Scene Depth Estimation from Traditional Oriental Landscape Paintings

Scene depth estimation from paintings can streamline the process of 3D sculpture creation so that visually impaired people appreciate the paintings with tactile sense. However, measuring depth of oriental landscape painting images is extremely challenging due to its unique method of depicting depth and poor preservation. To address the problem of scene depth estimation from oriental landscape painting images, we propose a novel framework that consists of two-step Image-to-Image translation method with CLIP-based image matching at the front end to predict the real scene image that best matches with the given oriental landscape painting image. Then, we employ a pre-trained SOTA depth estimation model for the generated real scene image. In the first step, CycleGAN converts an oriental landscape painting image into a pseudo-real scene image. We utilize CLIP to semantically match landscape photo images with an oriental landscape painting image for training CycleGAN in an unsupervised manner. Then, the pseudo-real scene image and oriental landscape painting image are fed into DiffuseIT to predict a final real scene image in the second step. Finally, we measure depth of the generated real scene image using a pre-trained depth estimation model such as MiDaS. Experimental results show that our approach performs well enough to predict real scene images corresponding to oriental landscape painting images. To the best of our knowledge, this is the first study to measure the depth of oriental landscape painting images. Our research potentially assists visually impaired people in experiencing paintings in diverse ways. We will release our code and resulting dataset.

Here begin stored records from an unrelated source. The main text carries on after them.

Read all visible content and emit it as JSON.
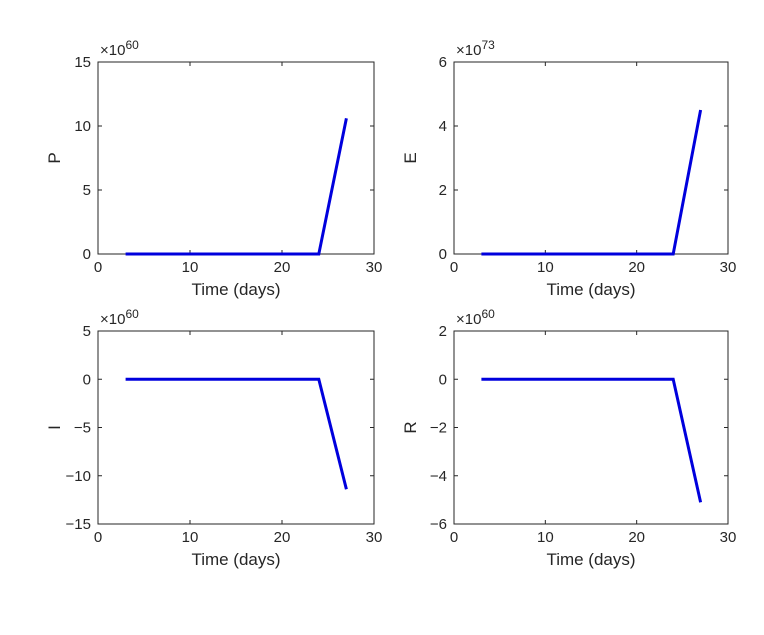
{
  "chart_data": [
    {
      "type": "line",
      "xlabel": "Time (days)",
      "ylabel": "P",
      "exponent": "60",
      "xlim": [
        0,
        30
      ],
      "ylim": [
        0,
        15
      ],
      "xticks": [
        0,
        10,
        20,
        30
      ],
      "yticks": [
        0,
        5,
        10,
        15
      ],
      "series": [
        {
          "color": "#0000dd",
          "x": [
            3,
            24,
            27
          ],
          "y": [
            0,
            0,
            10.6
          ]
        }
      ]
    },
    {
      "type": "line",
      "xlabel": "Time (days)",
      "ylabel": "E",
      "exponent": "73",
      "xlim": [
        0,
        30
      ],
      "ylim": [
        0,
        6
      ],
      "xticks": [
        0,
        10,
        20,
        30
      ],
      "yticks": [
        0,
        2,
        4,
        6
      ],
      "series": [
        {
          "color": "#0000dd",
          "x": [
            3,
            24,
            27
          ],
          "y": [
            0,
            0,
            4.5
          ]
        }
      ]
    },
    {
      "type": "line",
      "xlabel": "Time (days)",
      "ylabel": "I",
      "exponent": "60",
      "xlim": [
        0,
        30
      ],
      "ylim": [
        -15,
        5
      ],
      "xticks": [
        0,
        10,
        20,
        30
      ],
      "yticks": [
        -15,
        -10,
        -5,
        0,
        5
      ],
      "series": [
        {
          "color": "#0000dd",
          "x": [
            3,
            24,
            27
          ],
          "y": [
            0,
            0,
            -11.4
          ]
        }
      ]
    },
    {
      "type": "line",
      "xlabel": "Time (days)",
      "ylabel": "R",
      "exponent": "60",
      "xlim": [
        0,
        30
      ],
      "ylim": [
        -6,
        2
      ],
      "xticks": [
        0,
        10,
        20,
        30
      ],
      "yticks": [
        -6,
        -4,
        -2,
        0,
        2
      ],
      "series": [
        {
          "color": "#0000dd",
          "x": [
            3,
            24,
            27
          ],
          "y": [
            0,
            0,
            -5.1
          ]
        }
      ]
    }
  ]
}
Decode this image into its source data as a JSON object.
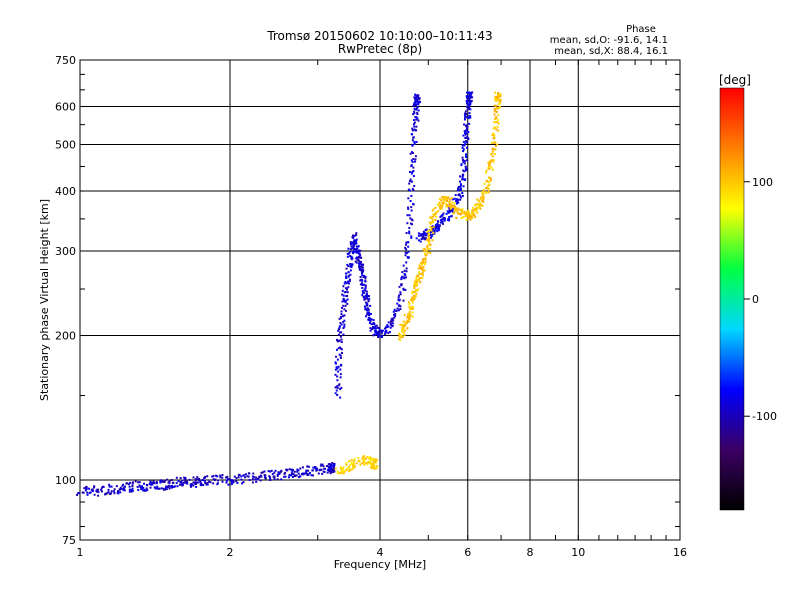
{
  "header": {
    "title_line1": "Tromsø 20150602 10:10:00–10:11:43",
    "title_line2": "RwPretec (8p)",
    "phase_title": "Phase",
    "phase_o": "mean, sd,O: -91.6, 14.1",
    "phase_x": "mean, sd,X:  88.4, 16.1"
  },
  "colorbar": {
    "label": "[deg]",
    "ticks": [
      "100",
      "0",
      "-100"
    ],
    "tick_values": [
      100,
      0,
      -100
    ],
    "range": [
      -180,
      180
    ],
    "colors": [
      "#000000",
      "#3c0064",
      "#0000ff",
      "#00d8ff",
      "#00ff40",
      "#ffff00",
      "#ff8000",
      "#ff0000"
    ]
  },
  "chart_data": {
    "type": "scatter",
    "xlabel": "Frequency [MHz]",
    "ylabel": "Stationary phase Virtual Height [km]",
    "x_scale": "log",
    "y_scale": "log",
    "xlim": [
      1,
      16
    ],
    "ylim": [
      75,
      750
    ],
    "x_ticks": [
      1,
      2,
      4,
      6,
      8,
      10,
      16
    ],
    "x_tick_labels": [
      "1",
      "2",
      "4",
      "6",
      "8",
      "10",
      "16"
    ],
    "y_ticks": [
      75,
      100,
      200,
      300,
      400,
      500,
      600,
      750
    ],
    "y_tick_labels": [
      "75",
      "100",
      "200",
      "300",
      "400",
      "500",
      "600",
      "750"
    ],
    "grid": true,
    "traces": [
      {
        "phase": -95,
        "points": [
          [
            1.0,
            95
          ],
          [
            1.1,
            95
          ],
          [
            1.2,
            96
          ],
          [
            1.3,
            97
          ],
          [
            1.4,
            97
          ],
          [
            1.5,
            98
          ],
          [
            1.6,
            99
          ],
          [
            1.7,
            99
          ],
          [
            1.8,
            100
          ],
          [
            2.0,
            100
          ],
          [
            2.2,
            101
          ],
          [
            2.4,
            102
          ],
          [
            2.6,
            103
          ],
          [
            2.8,
            104
          ],
          [
            3.0,
            105
          ],
          [
            3.2,
            106
          ]
        ]
      },
      {
        "phase": -92,
        "points": [
          [
            3.3,
            150
          ],
          [
            3.3,
            180
          ],
          [
            3.35,
            210
          ],
          [
            3.4,
            240
          ],
          [
            3.45,
            270
          ],
          [
            3.5,
            300
          ],
          [
            3.55,
            320
          ],
          [
            3.6,
            300
          ],
          [
            3.65,
            280
          ],
          [
            3.7,
            260
          ],
          [
            3.75,
            240
          ],
          [
            3.8,
            220
          ],
          [
            3.9,
            205
          ],
          [
            4.0,
            202
          ],
          [
            4.2,
            210
          ],
          [
            4.4,
            235
          ],
          [
            4.5,
            280
          ],
          [
            4.6,
            350
          ],
          [
            4.65,
            450
          ],
          [
            4.7,
            550
          ],
          [
            4.75,
            620
          ]
        ]
      },
      {
        "phase": -88,
        "points": [
          [
            4.8,
            320
          ],
          [
            5.0,
            325
          ],
          [
            5.2,
            335
          ],
          [
            5.4,
            350
          ],
          [
            5.6,
            370
          ],
          [
            5.8,
            400
          ],
          [
            5.9,
            450
          ],
          [
            5.95,
            520
          ],
          [
            6.0,
            580
          ],
          [
            6.05,
            630
          ]
        ]
      },
      {
        "phase": 100,
        "points": [
          [
            4.4,
            200
          ],
          [
            4.5,
            210
          ],
          [
            4.6,
            225
          ],
          [
            4.7,
            245
          ],
          [
            4.8,
            265
          ],
          [
            4.9,
            285
          ],
          [
            5.0,
            310
          ],
          [
            5.1,
            350
          ],
          [
            5.3,
            380
          ],
          [
            5.5,
            380
          ],
          [
            5.7,
            360
          ],
          [
            6.0,
            355
          ],
          [
            6.2,
            360
          ],
          [
            6.4,
            380
          ],
          [
            6.6,
            420
          ],
          [
            6.75,
            480
          ],
          [
            6.85,
            560
          ],
          [
            6.9,
            630
          ]
        ]
      },
      {
        "phase": 95,
        "points": [
          [
            3.3,
            104
          ],
          [
            3.5,
            108
          ],
          [
            3.7,
            110
          ],
          [
            3.9,
            108
          ]
        ]
      }
    ]
  }
}
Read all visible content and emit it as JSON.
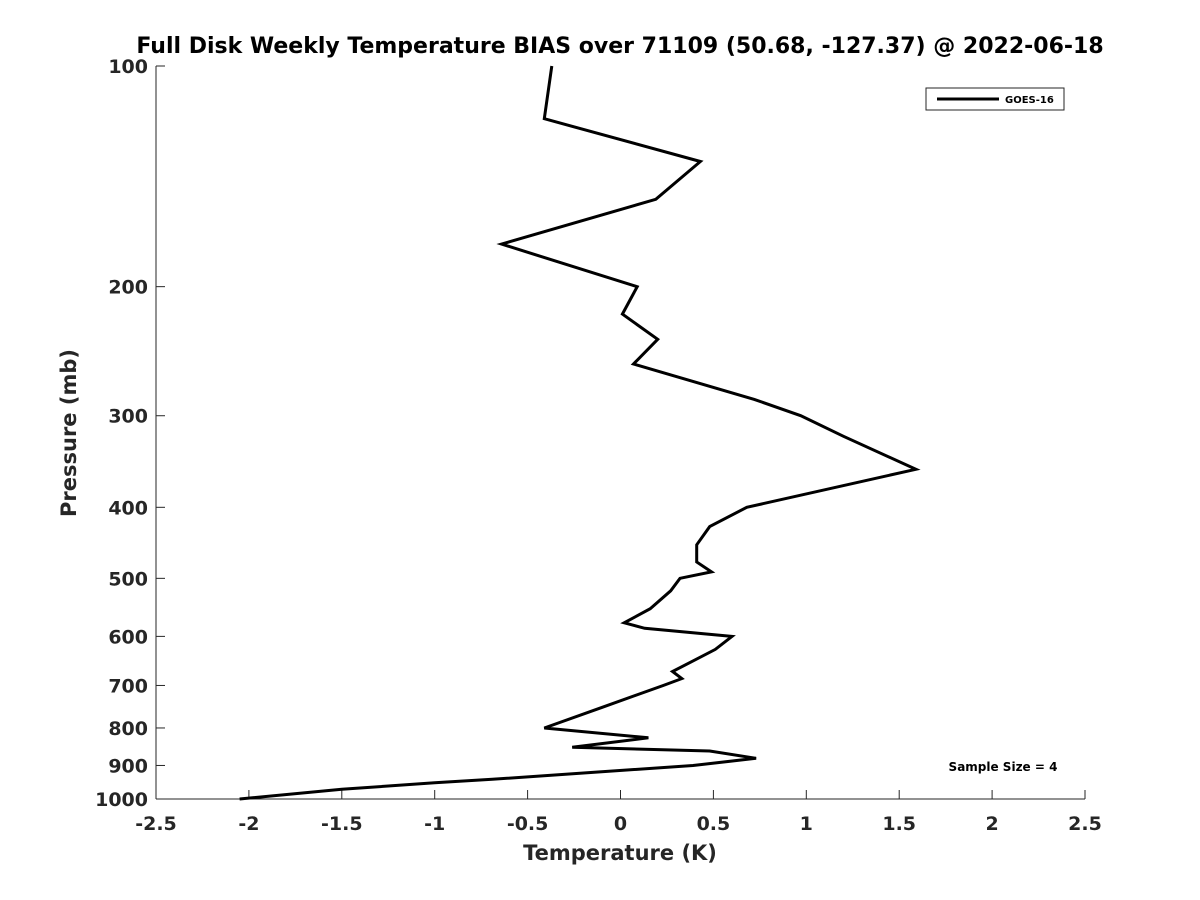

翻译：从绘画中估计场景深度能够简化3D雕塑创作流程，使视障人士能够通过触觉欣赏画作。然而，由于东方山水画独特的深度表现手法和较差的保存状况，测量其图像深度极具挑战性。为解决东方山水画图像的场景深度估计问题，我们提出了一种新颖框架，该框架由前端的基于CLIP图像匹配的两阶段图像到图像翻译方法组成，用于预测与给定东方山水画图像最佳匹配的真实场景图像。随后，我们对生成的真实场景图像采用预训练的SOTA深度估计模型。在第一阶段，CycleGAN将东方山水画图像转换为伪真实场景图像。我们利用CLIP对风景照片图像与东方山水画图像进行语义匹配，以无监督方式训练CycleGAN。然后，将伪真实场景图像与东方山水画图像输入DiffuseIT，在第二阶段预测最终的真实场景图像。最后，我们使用MiDaS等预训练深度估计模型测量生成的真实场景图像的深度。实验结果表明，我们的方法能够充分预测与东方山水画图像对应的真实场景图像。据我们所知，这是首个测量东方山水画图像深度的研究。我们的研究有望帮助视障人士以多种方式体验画作。我们将公开代码和生成的数据集。